Figure 12. The Office and AMSI integration enriches the orchestration of protection across Microsoft 365
Within a few weeks after the release of this new instrumentation in Office VBA and the adoption by Windows Defender ATP, we saw this multiplier effect, with signals from a few hundred devices protecting several tens of thousands of devices. Because Office AMSI feature exposes behaviors of the macro irrespective of content, language, or obfuscation, signals from one part of the world can translate to protection for the rest of the globe – this is powerful.
AMSI integration is now available and turned on by default on the Monthly Channel for all Office 365 client applications that have the ability to run VBA macros including Word, Excel, PowerPoint, and Outlook.
In its default configuration, macros are scanned at runtime via AMSI except in the following scenarios:
- Documents opened while macro security settings are set to “Enable All Macros”
- Documents opened from trusted locations
- Documents that are trusted documents
- Documents that contain VBA that is digitally signed by a trusted publisher
Office 365 applications also expose a new policy control for administrators to configure if and when macros are scanned at runtime via AMSI:
|Group Policy setting name||Macro Runtime Scan Scope|
|Path||User Configuration > Administrative templates > Microsoft Office 2016 > Security Settings|
This policy setting specifies for which documents the VBA Runtime Scan feature is enabled.
Disable for all documents: If the feature is disabled for all documents, no runtime scanning of enabled macros will be performed.
Enable for low trust documents: If the feature is enabled for low trust documents, the feature will be enabled for all documents for which macros are enabled except:
Enable for all documents: If the feature is enabled for all documents, then the above class of documents are not excluded from the behavior.
This protocol allows the VBA runtime to report to the Anti-Virus system certain high-risk code behaviors it is about to execute and allows the Anti-Virus to report back to the process if the sequence of observed behaviors indicates likely malicious activity so the Office application can take appropriate action.
When this feature is enabled, affected VBA projects’ runtime performance may be reduced.
Conclusion: Exposing hidden malicious intent
Macro-based malware continuously evolves and poses challenges in detection using techniques like sandbox evasion and code obfuscation.
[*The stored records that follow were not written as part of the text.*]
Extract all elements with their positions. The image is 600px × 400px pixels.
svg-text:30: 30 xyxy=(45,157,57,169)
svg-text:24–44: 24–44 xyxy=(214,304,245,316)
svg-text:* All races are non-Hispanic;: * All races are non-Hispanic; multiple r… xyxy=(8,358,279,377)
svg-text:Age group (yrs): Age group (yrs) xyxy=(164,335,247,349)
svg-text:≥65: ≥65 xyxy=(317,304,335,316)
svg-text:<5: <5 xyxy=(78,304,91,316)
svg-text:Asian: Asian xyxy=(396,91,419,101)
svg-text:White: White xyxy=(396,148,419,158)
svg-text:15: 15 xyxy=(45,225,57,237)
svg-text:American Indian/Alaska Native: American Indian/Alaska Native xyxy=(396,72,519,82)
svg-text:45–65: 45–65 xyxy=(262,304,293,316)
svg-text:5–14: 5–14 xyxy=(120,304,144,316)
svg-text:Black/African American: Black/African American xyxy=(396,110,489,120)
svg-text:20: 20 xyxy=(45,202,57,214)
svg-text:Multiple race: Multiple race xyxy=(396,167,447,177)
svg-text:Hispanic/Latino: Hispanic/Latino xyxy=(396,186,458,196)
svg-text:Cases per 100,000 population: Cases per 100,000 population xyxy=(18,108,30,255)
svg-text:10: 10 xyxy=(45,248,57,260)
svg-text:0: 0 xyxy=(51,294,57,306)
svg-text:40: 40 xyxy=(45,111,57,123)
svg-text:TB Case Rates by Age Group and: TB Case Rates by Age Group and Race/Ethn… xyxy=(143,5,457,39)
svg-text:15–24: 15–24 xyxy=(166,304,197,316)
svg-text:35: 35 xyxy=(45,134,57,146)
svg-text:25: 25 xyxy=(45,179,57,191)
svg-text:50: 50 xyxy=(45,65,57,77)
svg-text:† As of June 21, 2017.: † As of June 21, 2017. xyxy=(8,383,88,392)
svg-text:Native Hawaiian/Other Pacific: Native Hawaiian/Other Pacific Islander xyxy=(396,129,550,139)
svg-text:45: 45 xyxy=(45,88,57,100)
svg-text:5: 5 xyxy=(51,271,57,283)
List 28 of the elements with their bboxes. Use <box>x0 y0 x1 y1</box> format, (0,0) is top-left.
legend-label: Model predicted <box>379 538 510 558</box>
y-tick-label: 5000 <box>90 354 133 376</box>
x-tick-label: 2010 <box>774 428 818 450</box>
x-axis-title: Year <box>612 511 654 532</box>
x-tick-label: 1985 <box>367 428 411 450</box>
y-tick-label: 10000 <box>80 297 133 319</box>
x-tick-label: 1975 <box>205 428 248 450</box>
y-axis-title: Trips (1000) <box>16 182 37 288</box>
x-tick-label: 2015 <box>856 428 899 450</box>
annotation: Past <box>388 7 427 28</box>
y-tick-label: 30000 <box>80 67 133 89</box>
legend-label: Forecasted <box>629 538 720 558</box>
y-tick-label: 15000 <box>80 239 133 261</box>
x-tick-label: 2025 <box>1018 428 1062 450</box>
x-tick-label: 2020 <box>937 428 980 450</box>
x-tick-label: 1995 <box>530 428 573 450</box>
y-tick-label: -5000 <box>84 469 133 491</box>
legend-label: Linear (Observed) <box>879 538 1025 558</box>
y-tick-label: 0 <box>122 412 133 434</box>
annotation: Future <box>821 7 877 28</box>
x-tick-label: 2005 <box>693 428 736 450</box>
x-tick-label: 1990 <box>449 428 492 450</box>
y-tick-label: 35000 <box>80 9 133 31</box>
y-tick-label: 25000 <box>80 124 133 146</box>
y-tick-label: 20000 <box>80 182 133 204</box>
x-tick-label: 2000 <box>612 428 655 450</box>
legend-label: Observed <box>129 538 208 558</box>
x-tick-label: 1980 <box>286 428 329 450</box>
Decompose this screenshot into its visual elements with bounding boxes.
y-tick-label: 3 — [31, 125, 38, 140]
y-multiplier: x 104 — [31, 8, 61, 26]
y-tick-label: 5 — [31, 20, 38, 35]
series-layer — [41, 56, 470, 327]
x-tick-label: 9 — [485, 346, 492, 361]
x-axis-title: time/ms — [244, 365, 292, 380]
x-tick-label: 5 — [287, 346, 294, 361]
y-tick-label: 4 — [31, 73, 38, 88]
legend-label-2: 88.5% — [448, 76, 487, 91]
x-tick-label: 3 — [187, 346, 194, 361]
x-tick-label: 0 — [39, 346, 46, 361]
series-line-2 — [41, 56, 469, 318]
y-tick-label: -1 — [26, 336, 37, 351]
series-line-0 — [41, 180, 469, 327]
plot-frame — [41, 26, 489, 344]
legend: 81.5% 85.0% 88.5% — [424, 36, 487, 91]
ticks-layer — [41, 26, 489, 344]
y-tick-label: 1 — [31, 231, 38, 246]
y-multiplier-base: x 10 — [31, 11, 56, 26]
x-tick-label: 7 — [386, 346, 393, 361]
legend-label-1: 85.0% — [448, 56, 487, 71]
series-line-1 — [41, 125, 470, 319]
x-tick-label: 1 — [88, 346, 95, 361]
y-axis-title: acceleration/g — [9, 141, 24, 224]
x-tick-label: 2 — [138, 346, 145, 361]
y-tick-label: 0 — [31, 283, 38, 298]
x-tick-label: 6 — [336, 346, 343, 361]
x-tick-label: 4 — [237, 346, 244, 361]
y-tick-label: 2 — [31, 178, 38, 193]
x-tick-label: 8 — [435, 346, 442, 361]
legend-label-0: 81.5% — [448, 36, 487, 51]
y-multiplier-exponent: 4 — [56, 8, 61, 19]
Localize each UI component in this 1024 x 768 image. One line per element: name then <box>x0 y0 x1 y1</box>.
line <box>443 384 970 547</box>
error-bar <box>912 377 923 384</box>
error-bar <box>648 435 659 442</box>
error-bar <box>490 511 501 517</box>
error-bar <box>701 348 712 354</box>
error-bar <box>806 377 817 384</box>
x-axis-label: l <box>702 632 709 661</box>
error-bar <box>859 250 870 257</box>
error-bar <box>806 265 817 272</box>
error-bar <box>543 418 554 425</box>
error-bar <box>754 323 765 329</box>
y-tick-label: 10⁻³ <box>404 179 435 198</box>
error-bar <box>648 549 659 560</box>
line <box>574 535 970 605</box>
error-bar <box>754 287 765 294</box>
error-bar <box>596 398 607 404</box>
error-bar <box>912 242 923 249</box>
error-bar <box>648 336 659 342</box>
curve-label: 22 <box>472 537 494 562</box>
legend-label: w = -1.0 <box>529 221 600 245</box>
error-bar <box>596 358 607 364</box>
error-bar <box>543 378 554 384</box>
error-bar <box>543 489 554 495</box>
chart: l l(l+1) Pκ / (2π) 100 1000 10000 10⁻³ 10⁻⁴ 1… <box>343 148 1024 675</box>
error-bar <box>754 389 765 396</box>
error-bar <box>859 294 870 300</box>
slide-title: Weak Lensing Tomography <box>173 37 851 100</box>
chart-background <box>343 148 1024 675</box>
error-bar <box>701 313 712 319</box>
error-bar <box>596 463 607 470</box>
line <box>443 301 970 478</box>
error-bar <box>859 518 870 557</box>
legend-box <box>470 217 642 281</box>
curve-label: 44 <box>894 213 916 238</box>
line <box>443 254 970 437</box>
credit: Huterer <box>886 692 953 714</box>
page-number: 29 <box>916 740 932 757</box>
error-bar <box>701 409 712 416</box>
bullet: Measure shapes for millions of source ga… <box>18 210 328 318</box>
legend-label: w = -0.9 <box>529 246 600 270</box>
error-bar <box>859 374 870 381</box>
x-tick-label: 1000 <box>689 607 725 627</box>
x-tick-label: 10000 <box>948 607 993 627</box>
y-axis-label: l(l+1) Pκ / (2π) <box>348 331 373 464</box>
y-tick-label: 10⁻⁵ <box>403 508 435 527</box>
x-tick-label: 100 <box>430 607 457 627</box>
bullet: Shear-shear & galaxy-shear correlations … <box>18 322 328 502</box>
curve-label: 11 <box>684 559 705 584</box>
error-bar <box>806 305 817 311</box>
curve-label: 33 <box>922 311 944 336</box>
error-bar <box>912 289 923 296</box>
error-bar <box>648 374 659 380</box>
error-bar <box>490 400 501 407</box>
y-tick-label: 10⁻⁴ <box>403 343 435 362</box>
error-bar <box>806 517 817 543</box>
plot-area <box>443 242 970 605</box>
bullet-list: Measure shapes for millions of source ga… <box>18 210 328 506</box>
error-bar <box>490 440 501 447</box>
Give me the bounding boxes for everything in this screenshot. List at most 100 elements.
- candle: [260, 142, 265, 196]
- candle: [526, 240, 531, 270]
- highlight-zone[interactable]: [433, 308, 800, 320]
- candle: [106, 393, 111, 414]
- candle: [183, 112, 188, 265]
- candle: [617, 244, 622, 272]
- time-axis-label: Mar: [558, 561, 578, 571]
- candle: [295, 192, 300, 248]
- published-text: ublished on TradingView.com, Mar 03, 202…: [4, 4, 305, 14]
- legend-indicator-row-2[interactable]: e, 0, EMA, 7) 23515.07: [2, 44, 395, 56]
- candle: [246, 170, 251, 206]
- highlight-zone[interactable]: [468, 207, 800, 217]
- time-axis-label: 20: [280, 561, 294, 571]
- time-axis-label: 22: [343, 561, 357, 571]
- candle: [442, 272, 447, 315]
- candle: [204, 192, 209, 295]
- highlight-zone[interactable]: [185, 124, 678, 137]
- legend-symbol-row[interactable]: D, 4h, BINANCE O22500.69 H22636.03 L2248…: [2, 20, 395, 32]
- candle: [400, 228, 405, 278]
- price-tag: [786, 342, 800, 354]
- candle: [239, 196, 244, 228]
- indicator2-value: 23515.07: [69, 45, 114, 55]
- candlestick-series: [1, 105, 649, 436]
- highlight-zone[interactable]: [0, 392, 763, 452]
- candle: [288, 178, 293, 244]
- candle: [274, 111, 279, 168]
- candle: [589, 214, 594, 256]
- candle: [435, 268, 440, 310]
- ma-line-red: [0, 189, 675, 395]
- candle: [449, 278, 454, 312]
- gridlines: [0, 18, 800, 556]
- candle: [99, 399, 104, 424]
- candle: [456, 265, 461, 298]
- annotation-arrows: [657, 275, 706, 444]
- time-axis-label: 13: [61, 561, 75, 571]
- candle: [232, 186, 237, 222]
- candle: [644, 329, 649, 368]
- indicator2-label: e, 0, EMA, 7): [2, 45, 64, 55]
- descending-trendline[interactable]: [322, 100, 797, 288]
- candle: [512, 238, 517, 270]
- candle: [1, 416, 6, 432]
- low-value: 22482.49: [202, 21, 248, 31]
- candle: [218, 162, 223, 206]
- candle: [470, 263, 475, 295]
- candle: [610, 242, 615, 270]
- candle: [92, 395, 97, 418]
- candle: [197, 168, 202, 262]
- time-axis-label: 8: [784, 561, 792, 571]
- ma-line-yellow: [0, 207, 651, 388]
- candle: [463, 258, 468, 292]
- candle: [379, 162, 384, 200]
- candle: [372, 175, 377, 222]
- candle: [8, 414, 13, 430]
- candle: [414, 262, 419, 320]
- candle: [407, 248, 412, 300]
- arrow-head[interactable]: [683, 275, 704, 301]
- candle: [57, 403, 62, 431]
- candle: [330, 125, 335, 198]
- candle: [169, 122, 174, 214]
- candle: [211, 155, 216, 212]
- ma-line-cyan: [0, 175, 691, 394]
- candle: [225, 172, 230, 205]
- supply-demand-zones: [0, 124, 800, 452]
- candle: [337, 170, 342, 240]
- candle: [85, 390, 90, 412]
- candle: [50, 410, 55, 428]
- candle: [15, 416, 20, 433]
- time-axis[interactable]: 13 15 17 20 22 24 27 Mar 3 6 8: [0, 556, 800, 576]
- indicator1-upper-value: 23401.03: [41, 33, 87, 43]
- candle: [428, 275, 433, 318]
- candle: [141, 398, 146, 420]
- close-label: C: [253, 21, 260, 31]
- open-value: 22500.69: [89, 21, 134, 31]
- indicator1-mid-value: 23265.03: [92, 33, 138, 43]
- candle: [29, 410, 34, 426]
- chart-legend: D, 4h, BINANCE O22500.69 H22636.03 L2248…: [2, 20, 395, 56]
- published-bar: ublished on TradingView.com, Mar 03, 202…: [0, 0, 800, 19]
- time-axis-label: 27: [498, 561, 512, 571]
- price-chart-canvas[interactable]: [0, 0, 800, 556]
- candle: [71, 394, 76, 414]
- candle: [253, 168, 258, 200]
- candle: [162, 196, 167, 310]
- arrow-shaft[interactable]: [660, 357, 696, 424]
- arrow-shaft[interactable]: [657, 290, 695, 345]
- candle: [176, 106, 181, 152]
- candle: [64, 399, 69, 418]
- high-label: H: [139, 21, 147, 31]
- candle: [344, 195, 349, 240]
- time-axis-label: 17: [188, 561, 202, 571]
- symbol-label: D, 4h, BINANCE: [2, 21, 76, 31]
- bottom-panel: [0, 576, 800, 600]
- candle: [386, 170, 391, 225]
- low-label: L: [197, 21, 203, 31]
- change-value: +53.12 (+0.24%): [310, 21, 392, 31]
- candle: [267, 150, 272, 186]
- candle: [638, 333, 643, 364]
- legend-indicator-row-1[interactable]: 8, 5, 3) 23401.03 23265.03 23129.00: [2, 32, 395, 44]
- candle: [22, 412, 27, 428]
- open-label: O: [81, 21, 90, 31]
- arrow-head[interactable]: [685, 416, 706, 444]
Antimalware Scan Interface (AMSI)’s integration with Office 365 applications enable runtime scanning of macros, exposing malicious intent even with heavy obfuscation. This latest improvement to Office 365 allows modern endpoint security platforms like Windows Defender ATP to defeat macro-based threats.
Code instrumentation and runtime monitoring are powerful tools for threat protection. Combined with runtime scanning via AMSI, they enable antivirus and other security solutions to have greater visibility into the runtime behavior of a macro execution session at a very granular level, while also bypassing code obfuscation. This enables antivirus solutions to (1) detect a wide range of mutated or obfuscated malware that exhibit the same behavior using a smaller but more efficient set of detection algorithms, and (2) impose more granular restrictions on what macros are allowed to do at runtime.
We believe this is another step forward in elevating security for Microsoft 365 customers. More importantly, AMSI and Office 365 integration enables the broader ecosystem of security solutions to better detect and protect customers from malicious attacks without disrupting day-to-day productivity.